Croat-Serb Coalition
Hrvatsko-srpska koalicija |
|
---|---|
Leader |
Frano Supilo Svetozar Pribičević |
Founded | 1905 |
Dissolved | 1918 |
Headquarters | Zagreb |
Political position | centre right |
The Croat-Serb Coalition (Serbo-Croatian: Hrvatsko-srpska koalicija/Хрватско-српска коалиција) was a major political alliance in Austria-Hungary during the beginning of the 20th century that governed the Croatian lands (crownlands of Croatia-Slavonia and Dalmatia). It represented the political idea of a cooperation of Croats and Serbs in Austria-Hungary for mutual benefit. Its main leaders were, at first Frano Supilo and then Svetozar Pribićević alone.

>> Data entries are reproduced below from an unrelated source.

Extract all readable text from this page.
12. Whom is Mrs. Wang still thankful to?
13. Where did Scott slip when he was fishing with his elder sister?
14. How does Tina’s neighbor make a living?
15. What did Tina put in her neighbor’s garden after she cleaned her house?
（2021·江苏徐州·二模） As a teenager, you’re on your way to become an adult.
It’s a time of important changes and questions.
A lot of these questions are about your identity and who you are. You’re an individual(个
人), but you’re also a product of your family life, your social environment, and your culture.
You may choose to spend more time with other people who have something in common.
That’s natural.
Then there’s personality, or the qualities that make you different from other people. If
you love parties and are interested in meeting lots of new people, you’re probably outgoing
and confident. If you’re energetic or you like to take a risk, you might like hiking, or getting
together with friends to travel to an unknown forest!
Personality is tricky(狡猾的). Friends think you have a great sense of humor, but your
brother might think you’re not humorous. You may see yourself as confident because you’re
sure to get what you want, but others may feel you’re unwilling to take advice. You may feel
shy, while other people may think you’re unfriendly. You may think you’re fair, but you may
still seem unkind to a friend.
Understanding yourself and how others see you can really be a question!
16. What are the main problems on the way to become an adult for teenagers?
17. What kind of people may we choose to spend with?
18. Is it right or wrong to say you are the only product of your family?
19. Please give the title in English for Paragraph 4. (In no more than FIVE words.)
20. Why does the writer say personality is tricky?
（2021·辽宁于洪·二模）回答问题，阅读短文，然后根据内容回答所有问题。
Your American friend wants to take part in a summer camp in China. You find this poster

The Coalition governed the Croatian lands from 1903 until the dissolution of the Dual Monarchy in 1918 and the Yugoslav unification, when it was by large integrated into the Yugoslav Democratic Party.
The previous incarnation of Croat-Serb cooperation in the historical Croatian lands under Austro-Hungarian rule had happened sixty years earlier in the Illyrian movement, but that idea came to an abrupt end with the revolution of 1848.
The underlying reason for the formation of the Coalition in the early 1900s was the mass realization that the Hungarian and Austrian governments as well as the Italian irredentists all profit from the divisions between the Croats and the Serbs. This became particularly apparent following the popular demonstrations against the Croatian ban Khuen Hedervary in 1903, where the masses of Croat peasants were joined by Serb peasants, and achieved a greater effect.